The 10 Most Important Qualities of the Ideal Graduate Research Supervisor

  1. Support
    Supportiveness is the quality that PhD students value most highly in supervisors. This involves supervisors being encouraging, mentoring, and aware that students’ lives extend beyond the PhD. Supportive supervisors make an effort to understand how the student prefers to work. In addition, such supervisors attend to the student as a whole person, rather than purely as a research student.
  2. Availability
    Students value availability in their supervisors. This involves supervisors meeting with students regularly, setting aside adequate time for students, and being contactable through several media (e.g., email, phone) – particularly if they are not physically present.
  3. Interest and Enthusiasm
    Students portrayed the ideal supervisor as someone who is interested and enthusiastic about the student’s work. This is achieved by supervisors who are positive, empowering, motivational, and committed. Such supervisors are often in the vicinity of their students and are likely to show an interest in the student’s progress.
  4. Knowledge and Expertise in the Field Surrounding the PhD
    Ideal supervisors are those who have expertise in the field surrounding the student’s research. Students value highly a supervisor who can use their knowledge of the area to understand and demonstrate how the student’s research topic fits within the wider field. Students do not necessarily expect the supervisor to have expertise in the precise topic of their research, however. Having a supervisor with expertise in the methodologies required in their research is particularly important.

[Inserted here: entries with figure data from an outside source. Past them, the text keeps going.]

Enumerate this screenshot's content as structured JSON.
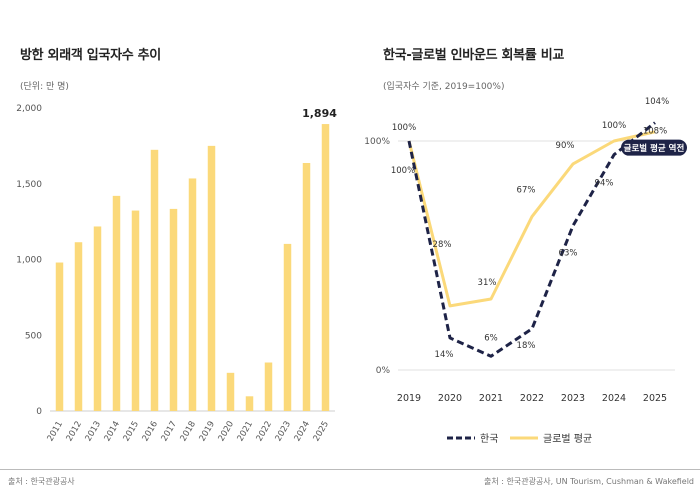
{
  "colors": {
    "bar": "#FBD97A",
    "korea_line": "#1E2347",
    "global_line": "#FBD97A",
    "badge": "#1E2347",
    "grid": "#e2e2e2"
  },
  "left": {
    "title": "방한 외래객 입국자수 추이",
    "unit_label": "(단위: 만 명)"
  },
  "right": {
    "title": "한국-글로벌 인바운드 회복률 비교",
    "unit_label": "(입국자수 기준, 2019=100%)",
    "badge": "글로벌 평균 역전"
  },
  "footer": {
    "source_left": "출처 : 한국관광공사",
    "source_right": "출처 : 한국관광공사, UN Tourism, Cushman & Wakefield"
  },
  "chart_data": [
    {
      "type": "bar",
      "categories": [
        "2011",
        "2012",
        "2013",
        "2014",
        "2015",
        "2016",
        "2017",
        "2018",
        "2019",
        "2020",
        "2021",
        "2022",
        "2023",
        "2024",
        "2025"
      ],
      "values": [
        980,
        1114,
        1218,
        1420,
        1323,
        1724,
        1334,
        1535,
        1750,
        252,
        97,
        320,
        1103,
        1637,
        1894
      ],
      "ylim": [
        0,
        2000
      ],
      "yticks": [
        "0",
        "500",
        "1,000",
        "1,500",
        "2,000"
      ],
      "highlight_label": "1,894",
      "grid": false
    },
    {
      "type": "line",
      "x": [
        "2019",
        "2020",
        "2021",
        "2022",
        "2023",
        "2024",
        "2025"
      ],
      "ylim": [
        0,
        100
      ],
      "yticks": [
        "0%",
        "100%"
      ],
      "series": [
        {
          "name": "한국",
          "values": [
            100,
            14,
            6,
            18,
            63,
            94,
            108
          ],
          "labels": [
            "100%",
            "14%",
            "6%",
            "18%",
            "63%",
            "94%",
            "108%"
          ],
          "style": "dashed"
        },
        {
          "name": "글로벌 평균",
          "values": [
            100,
            28,
            31,
            67,
            90,
            100,
            104
          ],
          "labels": [
            "100%",
            "28%",
            "31%",
            "67%",
            "90%",
            "100%",
            "104%"
          ],
          "style": "solid"
        }
      ],
      "legend": "bottom"
    }
  ]
}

  5. Interest in the Student’s Career
    Ideal supervisors are likely to show an interest in the student’s career. They help to provide support for the establishment of the student’s career in several ways. These include having good contacts and introducing students to their network of colleagues, looking out for and informing students of conferences and seminars relevant to their research and career, and encouraging and facilitating the publication of the student’s research.
  6. Good Communication
    Ideal supervisors have good communication skills. In particular: good listening skills; the tendency to maintain an open dialogue about the project, its progress and problems; the ability to communicate in an open, honest, and fair manner about issues that arise as they arise; and making expectations clear with regard to matters such as the process of completing a PhD or Master’s thesis, budget considerations, and the role each party must play in performing the project research.

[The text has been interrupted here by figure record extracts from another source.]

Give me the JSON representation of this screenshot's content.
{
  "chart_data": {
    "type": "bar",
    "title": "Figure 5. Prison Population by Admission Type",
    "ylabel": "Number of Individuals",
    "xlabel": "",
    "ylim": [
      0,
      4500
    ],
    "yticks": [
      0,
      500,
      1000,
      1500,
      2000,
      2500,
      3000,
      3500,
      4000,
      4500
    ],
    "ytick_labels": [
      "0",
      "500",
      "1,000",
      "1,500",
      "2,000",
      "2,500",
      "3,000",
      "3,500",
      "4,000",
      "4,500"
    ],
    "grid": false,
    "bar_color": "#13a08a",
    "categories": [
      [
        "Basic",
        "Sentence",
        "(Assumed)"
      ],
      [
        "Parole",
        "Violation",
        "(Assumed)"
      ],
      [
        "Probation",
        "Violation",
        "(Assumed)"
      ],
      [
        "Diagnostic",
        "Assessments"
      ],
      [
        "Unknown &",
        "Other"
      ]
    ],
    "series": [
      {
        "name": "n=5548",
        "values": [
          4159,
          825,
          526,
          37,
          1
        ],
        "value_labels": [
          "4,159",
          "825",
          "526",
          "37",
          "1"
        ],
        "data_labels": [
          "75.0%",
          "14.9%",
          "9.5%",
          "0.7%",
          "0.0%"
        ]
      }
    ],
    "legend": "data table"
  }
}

  7. Constructive Feedback
    Students see an ideal supervisor as one who provides feedback and criticism of their work that is constructive and prompt. In addition students value consistency in the feedback given. Some valued consistency across time. This is often a sign that the supervisor and student share the same focus regarding the project. In addition, where more than one supervisor is responsible for providing feedback, consistency between supervisors is important.

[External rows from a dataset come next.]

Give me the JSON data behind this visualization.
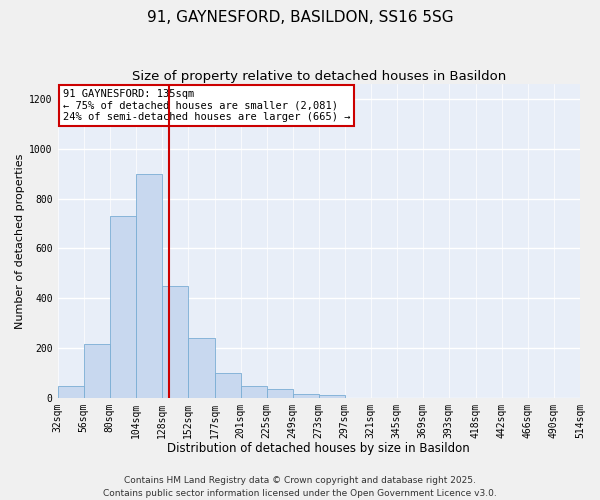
{
  "title": "91, GAYNESFORD, BASILDON, SS16 5SG",
  "subtitle": "Size of property relative to detached houses in Basildon",
  "xlabel": "Distribution of detached houses by size in Basildon",
  "ylabel": "Number of detached properties",
  "bar_color": "#c8d8ef",
  "bar_edge_color": "#7aadd4",
  "bg_color": "#f0f0f0",
  "plot_bg_color": "#e8eef8",
  "grid_color": "#ffffff",
  "bins": [
    32,
    56,
    80,
    104,
    128,
    152,
    177,
    201,
    225,
    249,
    273,
    297,
    321,
    345,
    369,
    393,
    418,
    442,
    466,
    490,
    514
  ],
  "bin_labels": [
    "32sqm",
    "56sqm",
    "80sqm",
    "104sqm",
    "128sqm",
    "152sqm",
    "177sqm",
    "201sqm",
    "225sqm",
    "249sqm",
    "273sqm",
    "297sqm",
    "321sqm",
    "345sqm",
    "369sqm",
    "393sqm",
    "418sqm",
    "442sqm",
    "466sqm",
    "490sqm",
    "514sqm"
  ],
  "counts": [
    47,
    215,
    730,
    900,
    450,
    240,
    100,
    47,
    35,
    15,
    10,
    0,
    0,
    0,
    0,
    0,
    0,
    0,
    0,
    0
  ],
  "vline_x": 135,
  "vline_color": "#cc0000",
  "annotation_line1": "91 GAYNESFORD: 135sqm",
  "annotation_line2": "← 75% of detached houses are smaller (2,081)",
  "annotation_line3": "24% of semi-detached houses are larger (665) →",
  "annotation_box_color": "#ffffff",
  "annotation_border_color": "#cc0000",
  "footer1": "Contains HM Land Registry data © Crown copyright and database right 2025.",
  "footer2": "Contains public sector information licensed under the Open Government Licence v3.0.",
  "ylim": [
    0,
    1260
  ],
  "yticks": [
    0,
    200,
    400,
    600,
    800,
    1000,
    1200
  ],
  "title_fontsize": 11,
  "subtitle_fontsize": 9.5,
  "xlabel_fontsize": 8.5,
  "ylabel_fontsize": 8,
  "tick_fontsize": 7,
  "footer_fontsize": 6.5,
  "annotation_fontsize": 7.5
}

  8. Provides Direction and Structure
    The ideal supervisor is perceived to be one who provides an appropriate amount of direction and structure to the student’s research project. She or he is prepared to create deadlines, challenge, and push the student a little when required. Such a supervisor is informative and helpful when it comes to areas of uncertainty. Further, the ideal supervisor helps to encourage good work habits in the student, thereby helping the student to help her or himself achieve the desired outcomes from their research.
  9. Approachability and Rapport
    The ideal supervisor is approachable and works to establish a good rapport with their students.
  10. Experience and Interest in Supervision
    Part of being experienced and interested in supervision, a key quality of an ideal supervisor, is having a complete understanding of the requirements and process of completing a thesis. In addition, students value supervisors who consider the needs of particular subgroups of the student population (e.g., international students, those with children, those with disabilities, and those with cultural differences). It is important that supervisors recognise the individual supervisory needs of each student. These vary between students and between different stages of their studies.